Ne zaman onları anlatmaya çalışsak, ne zaman "onları hatırlamak" diye söze başlasak hep donar kalırız sözcüklerin yetmezliğinde. Sanki sözcükler mücadelenin ve onların o coşkun akışını anlatmaya az gelir, yetersiz gelir, eksik kalır. İşte bu yetmezlikle anda donar kalır yürektekiler zamanın sonsuz belleğinde. Başka kelimeler arasak da boşuna ve bundan dolayıdır ki, çoğu kez söz devam edemez, yetersiz sözcüklere isyan ederiz.  Yüreğimizin ucunda kol, o kol da el, o elde kalem, o kalemde mürekkep donar da kalır öylece. Bundandır ki, her deneme gibi bu da yetmeyecek, yetemeyecektir. Üzgünüz, yıldızlara giden ve yola devam eden yürekler bağışlasın.
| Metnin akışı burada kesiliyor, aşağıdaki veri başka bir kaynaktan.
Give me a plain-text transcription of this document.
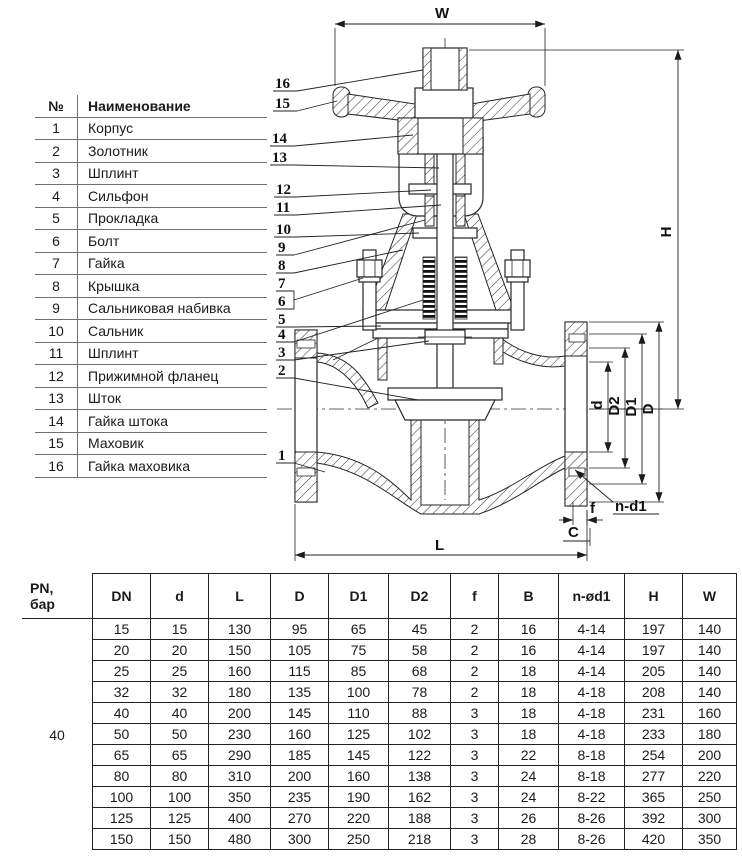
№	Наименование
1	Корпус
2	Золотник
3	Шплинт
4	Сильфон
5	Прокладка
6	Болт
7	Гайка
8	Крышка
9	Сальниковая набивка
10	Сальник
11	Шплинт
12	Прижимной фланец
13	Шток
14	Гайка штока
15	Маховик
16	Гайка маховика
W
H
L
d D2 D1 D
n-d1
f
C
16
15
14
13
12
11
10
9
8
7
6
5
4
3
2
1
PN,
бар
40
DN	d	L	D	D1	D2	f	B	n-ød1	H	W
15	15	130	95	65	45	2	16	4-14	197	140
20	20	150	105	75	58	2	16	4-14	197	140
25	25	160	115	85	68	2	18	4-14	205	140
32	32	180	135	100	78	2	18	4-18	208	140
40	40	200	145	110	88	3	18	4-18	231	160
50	50	230	160	125	102	3	18	4-18	233	180
65	65	290	185	145	122	3	22	8-18	254	200
80	80	310	200	160	138	3	24	8-18	277	220
100	100	350	235	190	162	3	24	8-22	365	250
125	125	400	270	220	188	3	26	8-26	392	300
150	150	480	300	250	218	3	28	8-26	420	350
Onlardan birini bir gülüşüyle hatırlıyorum; 1995 yılından. Bir kadın yoldaş onbeş günlük bir gözaltından o gün çıkmıştı. Gördüğü işkencelere direnmişti ama bedeni çok yıpranmıştı. Tabi hepimiz sarmışız etrafını kimimiz direnişinden dolayı tebrik ediyor, kimimiz Filistin askısı adlı işkence yönteminden kaynaklanan kol hasarlarına bakıyoruz öfkeyle. O sırada o geldi ve kadın yoldaşa sarıldı "Nasılsın?" diye sordu ve sorarken bir gülümseme vardı dudaklarının ucunda, yüzünde, gözlerinde, tertemiz, içten güven veren, insanın içini ısıtan bir gülümseme. Hala dün gibi hafızamda sanki güneşi doldurmayı başarmıştı gülüşüne ya da güneş donup kalmıştı yüzünde. Soradan öğrendim ki sık  sık şöyle dermiş: "Yaşar yoldaştan sonra ikinci ölümsüz ben olacağım" Anı geldiğinde çekinmemiş ve sözünde de durmuştu. Haberi geldiğinde o gülümsemesi gelmişti gözlerimin önüne. Aradan yirmi yıldan fazla zaman geçti ama ne zaman Tarık yoldaşa dair bir çift söz duysam hep o gülümsemesi gelir aklıma. Yalnız bu bir güzelleme değil, çünkü böylesi gülümsemeler içinde çok şey taşır, kendilerine hastır, özeldir ve uğruna canlarını verdikleri yollarını aydınlatır.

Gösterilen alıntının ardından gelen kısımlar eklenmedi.